Nabokov, Feu pâle, Pléiade t. 3 p. 381-382 :
"Je pouvais sentir dans la grande enveloppe que je portais les paquets de fiches aux angles durs, serrées dans des élastiques. Nous sommes stupidement accoutumés au miracle de quelques signes écrits capables de contenir une imagerie immortelle, des tours de pensée complexes, des mondes nouveaux avec des personnes vivantes qui parlent, pleurent, rient. Nous prenons tellement cela comme allant de soi que, dans un sens, par notre simple approbation automatique et brutale, tous défaisons l'ouvrage des âges, l'histoire de l'élaboration graduelle de la description et de la construction poétiques depuis l'homme de la forêt jusqu'à Browning, depuis homme des cavernes jusqu'à Keats. Et si un jour nous allions nous réveiller, tous autant que nous sommes, et nous trouver dans l'incapacité absolue de lire ? Je voudrais que vous vous émerveilliez non seulement de ce que vous lisez, mais du miracle que cela soit lisible (voilà ce que j'avais coutume de dire à mes étudiants). Bien que je sois capable, par suite d'un long commerce avec la magie bleue, d'imiter n'importe quelle prose dans ce monde (mais, chose assez singulière, pas la poésie — je suis un piètre rimailleur), je ne me considère pas comme un véritable artiste, sauf sur un point : je peux faire ce que seul peut faire un véritable artiste — me précipiter sur le papillon oublié de la révélation, me sevrer brusquement de l'habitude des choses, voir la toile du monde et la chaîne et la trame de cette toile. Je soupesai avec solennité dans ma main ce que j'avais transporté sous mon aisselle gauche, et pendant un instant je me trouvai enrichi d'un indescriptible saisissement comme si je venais d'apprendre que les lucioles faisaient des signaux dechiffrables au profit d'esprits égarés, ou qu'une chauve-souris écrivait un récit de torture lisible dans le ciel meurtri et marqué au fer rouge.
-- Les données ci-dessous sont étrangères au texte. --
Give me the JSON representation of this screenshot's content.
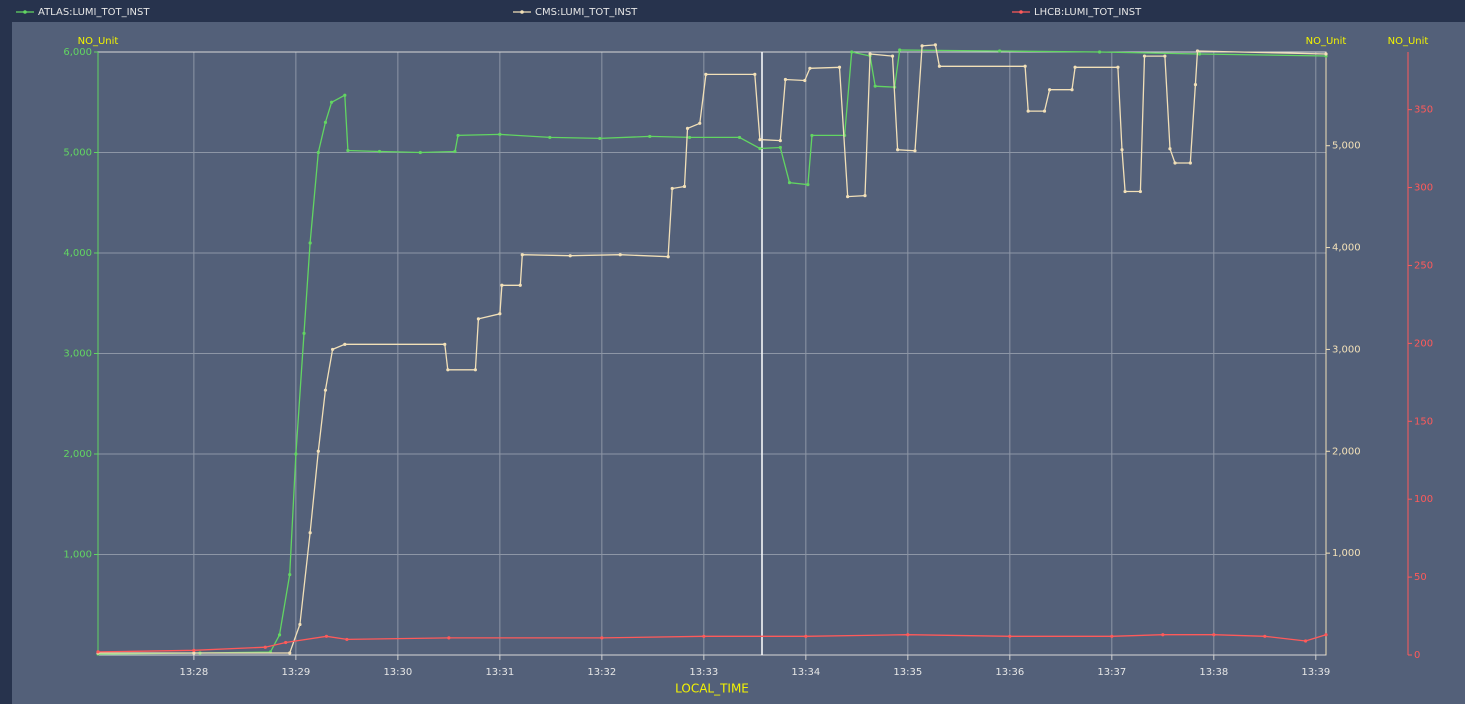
{
  "chart_data": {
    "type": "line",
    "xlabel": "LOCAL_TIME",
    "ylabel": "NO_Unit",
    "y2label": "NO_Unit",
    "y3label": "NO_Unit",
    "xlim": [
      807.06,
      819.1
    ],
    "xticks": [
      {
        "value": 808,
        "label": "13:28"
      },
      {
        "value": 809,
        "label": "13:29"
      },
      {
        "value": 810,
        "label": "13:30"
      },
      {
        "value": 811,
        "label": "13:31"
      },
      {
        "value": 812,
        "label": "13:32"
      },
      {
        "value": 813,
        "label": "13:33"
      },
      {
        "value": 814,
        "label": "13:34"
      },
      {
        "value": 815,
        "label": "13:35"
      },
      {
        "value": 816,
        "label": "13:36"
      },
      {
        "value": 817,
        "label": "13:37"
      },
      {
        "value": 818,
        "label": "13:38"
      },
      {
        "value": 819,
        "label": "13:39"
      }
    ],
    "ylim": [
      0,
      6000
    ],
    "yticks": [
      {
        "value": 1000,
        "label": "1,000"
      },
      {
        "value": 2000,
        "label": "2,000"
      },
      {
        "value": 3000,
        "label": "3,000"
      },
      {
        "value": 4000,
        "label": "4,000"
      },
      {
        "value": 5000,
        "label": "5,000"
      },
      {
        "value": 6000,
        "label": "6,000"
      }
    ],
    "y2lim": [
      0,
      5920
    ],
    "y2ticks": [
      {
        "value": 1000,
        "label": "1,000"
      },
      {
        "value": 2000,
        "label": "2,000"
      },
      {
        "value": 3000,
        "label": "3,000"
      },
      {
        "value": 4000,
        "label": "4,000"
      },
      {
        "value": 5000,
        "label": "5,000"
      }
    ],
    "y3lim": [
      0,
      387
    ],
    "y3ticks": [
      0,
      50,
      100,
      150,
      200,
      250,
      300,
      350
    ],
    "grid": true,
    "series": [
      {
        "name": "ATLAS:LUMI_TOT_INST",
        "color": "#62d562",
        "axis": "y",
        "x": [
          807.06,
          808.06,
          808.75,
          808.84,
          808.94,
          809.0,
          809.08,
          809.14,
          809.22,
          809.29,
          809.35,
          809.48,
          809.51,
          809.82,
          810.22,
          810.56,
          810.59,
          811.0,
          811.49,
          811.98,
          812.47,
          812.86,
          813.35,
          813.55,
          813.75,
          813.84,
          814.02,
          814.06,
          814.38,
          814.45,
          814.63,
          814.68,
          814.87,
          814.92,
          815.9,
          816.88,
          817.86,
          819.1
        ],
        "values": [
          10,
          20,
          30,
          200,
          800,
          2000,
          3200,
          4100,
          5000,
          5300,
          5500,
          5570,
          5020,
          5010,
          5000,
          5010,
          5170,
          5180,
          5150,
          5140,
          5160,
          5150,
          5150,
          5040,
          5050,
          4700,
          4680,
          5170,
          5170,
          6000,
          5960,
          5660,
          5650,
          6020,
          6010,
          6000,
          5980,
          5960
        ]
      },
      {
        "name": "CMS:LUMI_TOT_INST",
        "color": "#f2e0b8",
        "axis": "y2",
        "x": [
          807.06,
          808.0,
          808.94,
          809.04,
          809.14,
          809.22,
          809.29,
          809.36,
          809.48,
          810.46,
          810.49,
          810.76,
          810.79,
          811.0,
          811.02,
          811.2,
          811.22,
          811.69,
          812.18,
          812.65,
          812.69,
          812.81,
          812.84,
          812.96,
          813.02,
          813.5,
          813.55,
          813.75,
          813.8,
          813.99,
          814.04,
          814.33,
          814.41,
          814.58,
          814.63,
          814.85,
          814.9,
          815.07,
          815.14,
          815.27,
          815.31,
          816.15,
          816.18,
          816.34,
          816.39,
          816.61,
          816.64,
          817.06,
          817.1,
          817.13,
          817.28,
          817.32,
          817.52,
          817.57,
          817.62,
          817.77,
          817.82,
          817.84,
          819.1
        ],
        "values": [
          20,
          20,
          20,
          300,
          1200,
          2000,
          2600,
          3000,
          3050,
          3050,
          2800,
          2800,
          3300,
          3350,
          3630,
          3630,
          3930,
          3920,
          3930,
          3910,
          4580,
          4600,
          5170,
          5220,
          5700,
          5700,
          5060,
          5050,
          5650,
          5640,
          5760,
          5770,
          4500,
          4510,
          5900,
          5880,
          4960,
          4950,
          5980,
          5990,
          5780,
          5780,
          5340,
          5340,
          5550,
          5550,
          5770,
          5770,
          4960,
          4550,
          4550,
          5880,
          5880,
          4970,
          4830,
          4830,
          5600,
          5930,
          5900
        ]
      },
      {
        "name": "LHCB:LUMI_TOT_INST",
        "color": "#ff5a5a",
        "axis": "y3",
        "x": [
          807.06,
          808.0,
          808.7,
          808.9,
          809.3,
          809.5,
          810.5,
          812.0,
          813.0,
          814.0,
          815.0,
          816.0,
          817.0,
          817.5,
          818.0,
          818.5,
          818.9,
          819.1
        ],
        "values": [
          2,
          3,
          5,
          8,
          12,
          10,
          11,
          11,
          12,
          12,
          13,
          12,
          12,
          13,
          13,
          12,
          9,
          13
        ]
      }
    ]
  }
}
Je tenais toute la Zembla serrée contre mon coeur."
In the large envelope I carried I could feel the hard-cornered, rubberbanded batches of index cards. We are absurdly accustomed to the miracle of a few written signs being able to contain immortal imagery, involutions of thought, new worlds with live people, speaking, weeping, laughing. We take it for granted so simply that in a sense, by the very act of brutish routine acceptance, we undo the work of the ages, the history of the gradual elaboration of poetical description and construction, from the treeman to Browning, from the caveman to Keats. What if we awake one day, all of us, and find ourselves utterly unable to read ? I wish you to gasp not only at what you read but at the miracle of its being readable (so I used to tell my students). Although I am capable, through long dabbling in blue magic, of imitating any prose in the world (but singularly enough not verse (I am a miserable rhymester), I do not consider myself a true artist, save in one matter : I can do what only a true artist can do —p ounce upon the forgotten butterfly of revelation, wean myself abruptly from the habit of things see the web of the world, and the warp and the weft of that web. Solemnly I weighed in my hand what I was carrying under my left armpit, and for a moment I found myself enriched with an indescribable amazement as if informed that fireflies were making decodable signals on behalf of stranded spirits, or that a bat was writing a legible tale of torture in the bruised and branded sky.
I was holding all Zembla pressed to my heart.